The early stages of crystal nucleation dictate crystal polymorph selection, which is of great interest to the pharmaceutical industry. Unfortunately, our understanding of these stages remains insufficient [26]. Because of the molecular-scale involved, numerous specifics of nucleation remain largely unknown. Even with state-of-the-art measurements, it is exceptionally challenging to probe the processes in real time. Moreover, new-phase embryos are not labeled, making it impossible to distinguish them in the vast ensemble of constantly growing and decaying clusters of different sizes. The aim of this paper is to shed some additional light on the problem.

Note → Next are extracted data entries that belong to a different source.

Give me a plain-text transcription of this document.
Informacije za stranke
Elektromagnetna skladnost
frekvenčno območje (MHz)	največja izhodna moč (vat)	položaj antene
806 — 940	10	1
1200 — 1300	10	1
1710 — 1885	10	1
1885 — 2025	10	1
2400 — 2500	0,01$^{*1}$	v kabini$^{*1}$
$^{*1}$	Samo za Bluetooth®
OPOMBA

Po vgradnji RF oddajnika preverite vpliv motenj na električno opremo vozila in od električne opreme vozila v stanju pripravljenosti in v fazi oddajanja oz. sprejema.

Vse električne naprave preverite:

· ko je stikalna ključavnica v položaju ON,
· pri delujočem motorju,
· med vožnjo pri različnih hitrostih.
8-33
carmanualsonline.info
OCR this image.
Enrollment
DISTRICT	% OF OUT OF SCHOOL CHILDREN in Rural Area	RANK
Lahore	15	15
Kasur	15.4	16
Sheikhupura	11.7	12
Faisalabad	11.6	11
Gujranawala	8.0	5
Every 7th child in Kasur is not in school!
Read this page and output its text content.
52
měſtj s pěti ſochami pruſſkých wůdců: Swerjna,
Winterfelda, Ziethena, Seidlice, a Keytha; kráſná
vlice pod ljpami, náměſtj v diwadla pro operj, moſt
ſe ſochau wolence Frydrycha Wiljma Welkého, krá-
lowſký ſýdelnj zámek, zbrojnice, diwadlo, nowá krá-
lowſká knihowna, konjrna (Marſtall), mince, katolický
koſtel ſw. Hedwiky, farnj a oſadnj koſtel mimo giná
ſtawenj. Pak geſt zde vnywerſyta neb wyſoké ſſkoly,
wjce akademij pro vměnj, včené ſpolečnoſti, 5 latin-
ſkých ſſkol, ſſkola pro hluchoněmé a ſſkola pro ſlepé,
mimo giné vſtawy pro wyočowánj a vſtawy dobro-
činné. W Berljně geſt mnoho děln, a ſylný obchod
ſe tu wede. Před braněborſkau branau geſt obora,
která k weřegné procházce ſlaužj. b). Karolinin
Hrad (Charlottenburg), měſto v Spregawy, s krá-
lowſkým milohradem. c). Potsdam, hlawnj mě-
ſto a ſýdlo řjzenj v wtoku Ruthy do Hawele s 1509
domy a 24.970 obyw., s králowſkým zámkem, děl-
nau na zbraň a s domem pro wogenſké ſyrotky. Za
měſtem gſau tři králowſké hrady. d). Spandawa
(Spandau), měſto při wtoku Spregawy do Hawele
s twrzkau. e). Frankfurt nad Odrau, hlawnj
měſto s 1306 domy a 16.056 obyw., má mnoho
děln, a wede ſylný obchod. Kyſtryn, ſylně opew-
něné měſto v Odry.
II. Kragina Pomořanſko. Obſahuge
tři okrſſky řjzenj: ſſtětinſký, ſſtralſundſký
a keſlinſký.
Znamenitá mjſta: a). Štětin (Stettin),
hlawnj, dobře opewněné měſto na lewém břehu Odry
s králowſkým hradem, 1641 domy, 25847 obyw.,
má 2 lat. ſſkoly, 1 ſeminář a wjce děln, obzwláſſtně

A physical aspect of crystal nucleation is considered from the fluctuation-based perspective to cover both CNT and TSNM. Logistic functional dependences according to Equations (1) and (2), symmetric S-shaped curves, characterize the heterogeneous nucleation, while homogeneous nucleation obeys non-symmetric S-shaped functional dependences. Due to the highly inhomogeneous (patchy) surface, proteins are characterized by highly directional interactions which postpone substantially protein crystal nucleation. This is a biochemical constraint imposed on the process. Provided molecule surface patches enabling crystal lattice formation are known, the so-called BSM hypothesis may help in offering clues to proper polymorph selection. Suitable crystal polymorphs can be grown by changing adequately solution conditions (and/or protein molecule surface residues), thus, activating or deactivating different surface patches. However, it is worth also noticing that the precipitants used as crystallizing agents play a specific role [27].